Saat itu, dia ingat bahwa kedua gadis itu telah menggunakan kekuatan mereka, dan karena itu dia memutuskan untuk mencobanya juga. Xiang Xuehai dengan lembut melambaikan tangannya, tapi … arang ditiup, dan lapisan abu hitam segera terangkat. Semua bahan ditusuk hitam.
“Uh …” Xiang Xuehai tiba-tiba merasa malu karena dia tidak pernah mengharapkan hasil seperti itu.

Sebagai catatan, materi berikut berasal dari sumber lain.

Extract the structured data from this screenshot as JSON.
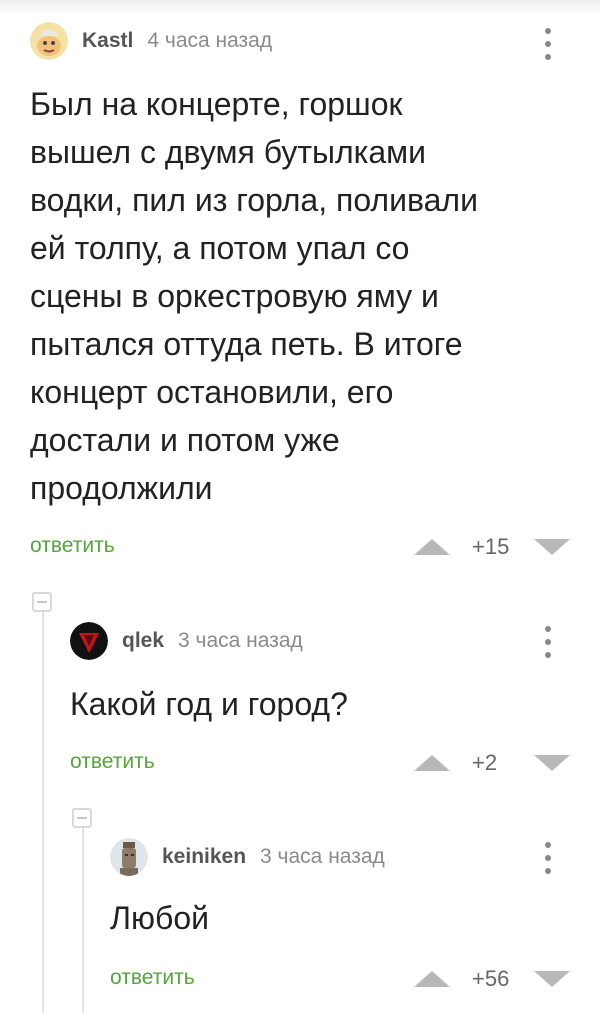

Pada saat itu, dia mendengar suara yang manis. “Kamu harus melakukan seperti ini.” Ran Xiyu bersedia mengajar Xiang Xuehai. Meskipun mereka bersaing untuk mendapatkan kasih sayang Jiang Liushi, mereka juga gadis yang baik.
Selain itu, jika mereka bersaing satu sama lain, akan lebih sulit bagi Jiang Liushi untuk memutuskan. Setelah beberapa waktu, Xiang Xuehai juga memberi Jiang Liushi sepiring makanan secukupnya.
Jiang Liushi dikelilingi oleh semua orang, berbicara dan tertawa. Jarang bagi Jiang Liushi memiliki kesempatan untuk merasa begitu santai dan menikmati waktu yang mereka habiskan bersama. Akibatnya, Jiang Liushi untuk sementara mengesampingkan semua hal yang membebani pikirannya dan menikmati momen itu.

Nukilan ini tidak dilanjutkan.